Pearlman, co-founder of the Mission Lean fitness app who also has an office that manages investment portfolios, said that the Save Boca slate “will not take one cent of developer contributions. Therefore, we can act without being compromised. We can make every decision in the best interest of the citizens of Boca, not the developers.”
Madsen, the founder and CEO of Sunshine & Glitter, which sells sunscreen products, frequently speaks out at City Council meetings against city plans to redevelop the campus in partnership with Terra and Frisbie Group.
Council Seat A
Three candidates are vying to replace Nachlas in Seat A: Save Boca candidate Grau; Christen Ritchey, a former Planning and Zoning Board member, who resigned from that position to stand election; and Bernard Korn, who initially filed to run for mayor as well, but withdrew from that race.
Grau is a certified public accountant with Grau & Associates in Boca Raton that specializes in governmental auditing. When she learned about the redevelopment plan, she saw that “residents were concerned about not being part of the process” and what she said was the lack of information provided by city officials.
When she expressed an interest in running, she was told, “‘We need you, Michelle. We need someone with a financial background,’” she said. “I know government budgets. I know how to spot waste.”
Ritchey, a family law attorney, briefly was a council candidate in 2023 but withdrew to focus on her children and her law firm. While she is not part of Save Boca, “I love that they have come together to let the residents have a voice,” she said.
Ritchey has not yet taken a firm position on the redevelopment, but said, “I think first and foremost, collaboration and communication is key.”
Korn, a real estate broker, is a perennial candidate who has never won an election. He had his best showing in 2024 when he captured 23% of the vote when running against incumbent Yvette Drucker.
Council Seat D
Three candidates are running for Thomson’s Seat D.
Former Council member Robert Weinroth is making a bid to serve again.

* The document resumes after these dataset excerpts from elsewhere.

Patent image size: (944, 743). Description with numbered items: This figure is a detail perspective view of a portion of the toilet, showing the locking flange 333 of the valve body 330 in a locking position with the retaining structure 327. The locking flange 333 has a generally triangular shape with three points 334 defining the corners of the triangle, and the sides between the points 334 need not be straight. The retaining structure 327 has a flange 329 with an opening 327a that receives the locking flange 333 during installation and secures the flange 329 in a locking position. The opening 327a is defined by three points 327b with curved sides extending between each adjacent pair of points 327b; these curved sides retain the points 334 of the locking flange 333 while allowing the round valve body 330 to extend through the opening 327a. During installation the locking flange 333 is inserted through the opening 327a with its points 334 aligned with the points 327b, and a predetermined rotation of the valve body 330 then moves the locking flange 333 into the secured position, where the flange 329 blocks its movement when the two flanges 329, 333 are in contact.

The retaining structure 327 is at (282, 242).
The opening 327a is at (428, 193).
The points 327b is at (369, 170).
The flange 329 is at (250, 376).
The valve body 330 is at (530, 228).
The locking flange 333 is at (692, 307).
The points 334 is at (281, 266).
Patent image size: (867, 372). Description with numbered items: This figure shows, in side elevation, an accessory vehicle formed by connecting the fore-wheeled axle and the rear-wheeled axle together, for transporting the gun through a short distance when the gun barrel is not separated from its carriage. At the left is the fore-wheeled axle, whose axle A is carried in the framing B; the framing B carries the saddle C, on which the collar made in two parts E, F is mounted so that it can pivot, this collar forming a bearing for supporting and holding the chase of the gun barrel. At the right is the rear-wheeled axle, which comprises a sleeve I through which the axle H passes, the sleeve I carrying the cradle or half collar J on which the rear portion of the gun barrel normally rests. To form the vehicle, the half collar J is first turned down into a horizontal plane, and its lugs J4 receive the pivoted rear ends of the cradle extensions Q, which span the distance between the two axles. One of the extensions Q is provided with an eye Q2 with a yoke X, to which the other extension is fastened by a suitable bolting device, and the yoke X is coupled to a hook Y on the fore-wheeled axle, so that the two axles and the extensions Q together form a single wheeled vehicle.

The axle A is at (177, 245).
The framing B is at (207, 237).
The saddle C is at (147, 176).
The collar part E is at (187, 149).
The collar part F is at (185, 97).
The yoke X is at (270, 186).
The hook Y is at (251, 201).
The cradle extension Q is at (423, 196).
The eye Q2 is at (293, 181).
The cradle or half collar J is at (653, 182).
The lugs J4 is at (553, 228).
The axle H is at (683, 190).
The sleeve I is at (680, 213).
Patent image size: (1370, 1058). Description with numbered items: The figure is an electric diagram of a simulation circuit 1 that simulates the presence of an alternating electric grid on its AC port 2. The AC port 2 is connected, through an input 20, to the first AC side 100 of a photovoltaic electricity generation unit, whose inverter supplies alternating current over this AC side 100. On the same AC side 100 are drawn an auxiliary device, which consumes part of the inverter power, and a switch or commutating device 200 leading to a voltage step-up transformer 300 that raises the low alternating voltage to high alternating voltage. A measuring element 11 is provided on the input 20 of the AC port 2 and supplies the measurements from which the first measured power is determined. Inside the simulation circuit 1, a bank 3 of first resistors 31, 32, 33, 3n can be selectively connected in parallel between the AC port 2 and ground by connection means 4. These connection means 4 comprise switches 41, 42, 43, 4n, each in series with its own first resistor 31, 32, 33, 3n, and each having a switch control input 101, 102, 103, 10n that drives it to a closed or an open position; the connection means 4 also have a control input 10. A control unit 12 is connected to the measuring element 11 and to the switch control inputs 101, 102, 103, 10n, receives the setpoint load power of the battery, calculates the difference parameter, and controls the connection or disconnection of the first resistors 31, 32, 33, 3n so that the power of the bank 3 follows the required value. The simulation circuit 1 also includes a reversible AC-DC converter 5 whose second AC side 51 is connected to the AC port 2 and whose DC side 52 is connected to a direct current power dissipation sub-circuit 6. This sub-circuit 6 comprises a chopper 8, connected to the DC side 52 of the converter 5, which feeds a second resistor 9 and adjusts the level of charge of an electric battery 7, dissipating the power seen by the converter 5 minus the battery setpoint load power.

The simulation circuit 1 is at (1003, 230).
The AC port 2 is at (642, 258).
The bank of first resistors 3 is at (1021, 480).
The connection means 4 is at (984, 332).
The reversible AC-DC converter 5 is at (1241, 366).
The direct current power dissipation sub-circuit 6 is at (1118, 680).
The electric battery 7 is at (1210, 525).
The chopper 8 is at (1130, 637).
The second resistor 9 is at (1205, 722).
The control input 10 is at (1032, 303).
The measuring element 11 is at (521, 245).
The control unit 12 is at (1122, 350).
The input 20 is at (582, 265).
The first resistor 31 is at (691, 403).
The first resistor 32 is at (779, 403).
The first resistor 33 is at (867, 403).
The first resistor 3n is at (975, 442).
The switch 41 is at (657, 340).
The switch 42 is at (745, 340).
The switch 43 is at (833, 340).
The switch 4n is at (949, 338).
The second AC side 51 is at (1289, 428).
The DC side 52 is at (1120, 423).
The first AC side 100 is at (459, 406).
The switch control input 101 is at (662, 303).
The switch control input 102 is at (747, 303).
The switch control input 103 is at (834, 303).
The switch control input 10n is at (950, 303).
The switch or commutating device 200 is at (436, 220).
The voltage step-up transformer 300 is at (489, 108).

He won a special election to the council in 2014 and then ran without opposition in 2015 and term-limited out in three years. He was elected to the Palm Beach County Commission in 2018 and became county mayor.
After Weinroth lost reelection in 2022, he filed to run for the Palm Beach County School Board, but withdrew from that race, and ran unsuccessfully for Congress in 2024 in the Republican primary. He did not return calls from The Coastal Star about his current candidacy.
Entering politics for the first time is Larry Cellon, who is well known in the city for serving nearly 10 years on the Planning and Zoning Board and, before that, 27 years on the Community Appearance Board.
He resigned from the planning board to run.
Cellon is a founding member of Workshop 344+, formed by a group of influential residents who have plans to improve a five-block section of East Palmetto Park Road.
Frustrated because that effort hasn’t gained traction with city officials, Cellon decided on a council run.
Cellon is not affiliated with Save Boca, but he opposes the redevelopment plan. “I see no reason for us to give away our public lands to a private developer,” he said.
Instead, Cellon said, the city should upgrade city buildings and recreational facilities on its own.
“I think we can do it ourselves,” he said. “We can do it better.”
Sipple, a clinical pharmacist, is Save Boca’s candidate for Seat D. She said council members are not listening to residents. And residents “want to feel they have a City Council that listens to them and responds to them.”
Sipple opposes the redevelopment project.
Too many development projects have been approved in the city and are changing its character in a way that residents don’t want by turning it into an overbuilt and congested Miami or Fort Lauderdale, she said.
Sipple opposes the redevelopment project, saying it would bring an unneeded hotel and residential units. She believes that the city can improve the downtown campus on its own, at a far lower cost.
“I hope our residents show up in force and vote” in the March 10 election, she said.